Türkiye ekonomisinde sanayiciler kendi aralarında ‘ay sonu çeklerinden kaç tanesi döndü’ diye sohbet etmeye başladıysa, durum zannettiğinizden acil demektir. Bir tarafta konkordatolar, öte tarafta kırılan ödemeler zincirinin gölgesinde ekonomi yönetiminin mart seçimleri endeksli tavrı ne yazık ki sorunları içinden çıkılmaz hale getiriyor.
Mesela dış ticaret açığı eylül ayı itibariyle yüzde 77 azaldı. İhracatın ithalatı karşılama oranı da yüzde 55’li oranlardan yüzde 88,5’e kadar çıktı. Ne kadar mutluluk verici değil mi? Gerçekten düz mantıkla baktığınızda insanın sevinmesi gerekiyor.
Fakat ne yazık ki rakamlar gerçeği gizlemek için kullanılıyor. Çünkü ihracatı artan bir ülkede, üretim yapısında ciddi bir dönüşüm yaratmadığınız sürece, bu oranlara sevinmek yerine endişelenmek gerekiyor. Elbette ekonomi yönetimi de, işin muhatapları da olaya buradan bakmak istemeyecekler.

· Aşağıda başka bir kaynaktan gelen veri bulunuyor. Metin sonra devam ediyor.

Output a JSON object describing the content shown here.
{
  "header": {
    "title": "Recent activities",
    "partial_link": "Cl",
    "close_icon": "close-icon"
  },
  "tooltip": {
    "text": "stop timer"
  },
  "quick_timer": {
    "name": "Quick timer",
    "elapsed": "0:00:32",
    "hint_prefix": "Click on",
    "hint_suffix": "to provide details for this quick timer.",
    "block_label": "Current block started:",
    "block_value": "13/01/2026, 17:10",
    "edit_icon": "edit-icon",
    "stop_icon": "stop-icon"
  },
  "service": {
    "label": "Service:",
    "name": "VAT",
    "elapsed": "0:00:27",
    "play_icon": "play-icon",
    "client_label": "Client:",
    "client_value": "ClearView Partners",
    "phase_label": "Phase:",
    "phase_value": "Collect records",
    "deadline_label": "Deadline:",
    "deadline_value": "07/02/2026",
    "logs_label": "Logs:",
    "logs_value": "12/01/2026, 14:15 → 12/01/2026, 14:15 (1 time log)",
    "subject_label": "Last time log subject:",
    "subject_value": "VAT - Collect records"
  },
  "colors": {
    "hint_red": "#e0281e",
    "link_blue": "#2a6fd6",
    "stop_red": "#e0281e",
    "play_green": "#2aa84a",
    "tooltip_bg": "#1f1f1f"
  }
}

Lakin net bir sorunun yanıtına bakarak sağlamayı yapabiliriz. Bizler üretim yapımızdaki ithal girdi oranlarını düşürebildik mi? Hayır... Doğru bir envanter yapılanmasıyla yerli tedarik oranlarımızı arttırabildik mi? Hayır... Teknolojik ya da dünyada olmayan bir buluşa imza atıp, dünyada bir ürünün tartışmasız üreticisi ve satıcısı haline dönüştük mü? Hayır...
Tüm bunlar gerçekleşmediğine göre daralan dış ticareti ve ihracatın ithalatı karşılama oranındaki yükselmeyi başka türlü okumamız gerekiyor. Bunun yanıtını bir önceki sene gerçekleşen büyüden itibaren aramamız şart. Çünkü yüzde 7,3’lük büyümeyi incelediğinizde, üretimin yarısının stoklara yapıldığını görüyorsunuz. Bunu o zaman da yazdık; çizdik; anlattık.
Fakat kimsenin işine gelmediği ve büyümenin rakamsal büyüsüne kapıldıkları için buradan yükselen alarmı görmediler ya da görmek istemediler. Bugün ithalat oranımız düşüyorsa, bunun tek bir anlamı var. Gerçekten üretim yapamıyoruz. Çünkü üretimimiz neredeyse ithal ikameli hammadde ve ara mallarına bağımlı.
Dolar cinsinden yaptığımız alımlarda durgunluk varsa, üretiminizde de sıkıntı baş göstermiş demektir. Reel sektör şu anda üretim yapmıyor; aksine stokla yarattığı büyümedeki erimeyi gerçekleştiriyor. Elbette bu da göz ardı edilebilecek bir şey değil. En azından mal paraya dönüşüyor.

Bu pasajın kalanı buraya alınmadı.